Injectable wireless microsensors based on the eAXON technology

Established wireless power transfer (WPT) methods for electronic medical implants imply the use of bulky components, such as coils, that hinder miniaturization. This impedes their practical use in different medical applications. To overcome this, we propose a WPT approach that uses the body as an electrical conductor of innocuous high frequency current bursts. The currents are applied by an external unit through superficial electrodes and are picked up by each implant using two electrodes separated a few centimeters. The electronic medical implants may have a flexible threadlike conformation, hence facilitating implantation by injection. Within the eAXON project, which is aimed at the development of microstimulators for neuroprosthetics, we conceived and protected a technology for the development of implantable sensing systems that obtain measurements related to physical or chemical magnitudes in the implant or in its vicinity.

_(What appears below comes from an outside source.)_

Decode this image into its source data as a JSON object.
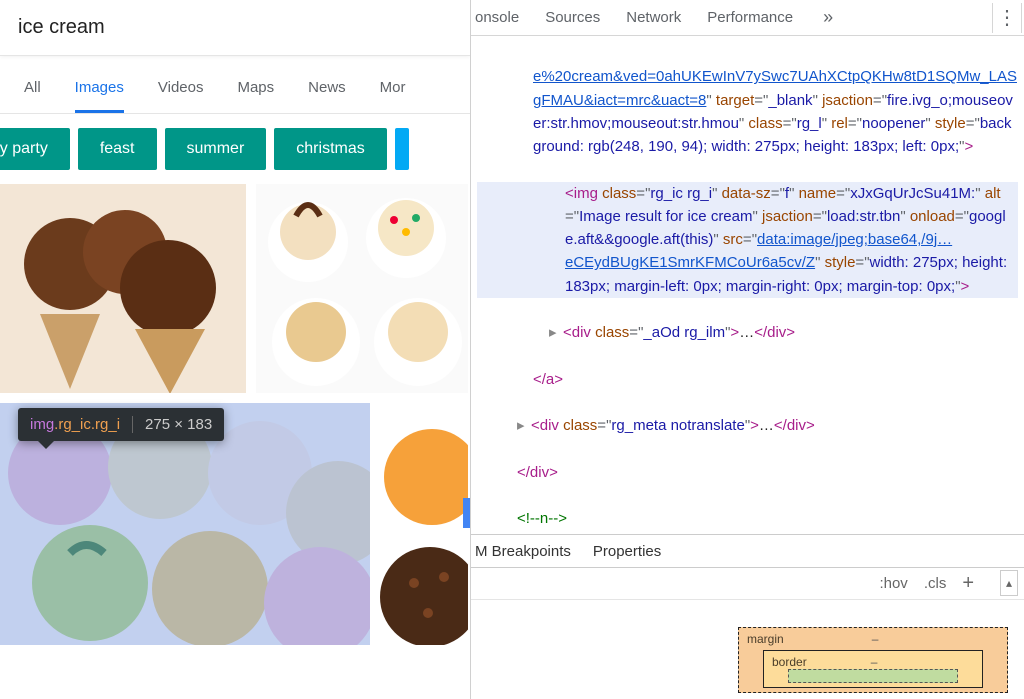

In contrast to previous implantable sensing technologies, our technology allows the implementation of flexible and very thin implants (diameter < 1 mm). During the Senso-eAXON project, we have developed and validated the technology for cardiovascular monitoring. The implants consist of a metallic capsule that houses an application-specific integrated circuit (ASIC) and a transducer. The implant is powered and interrogated using two flexible electrodes located at opposite ends of the capsule. Prototypes were successfully implanted by catheterization in acute and chronic studies, demonstrating safety for the intended application. A second patent application was filed during the project to protect the technology, and a market study was done to identify in which clinical application the technology could have a higher socioeconomic impact. The Senso-eAXON project has helped us pave the way for a future spin-off company aimed at further developing and clinically validating the technology for the identified clinical need.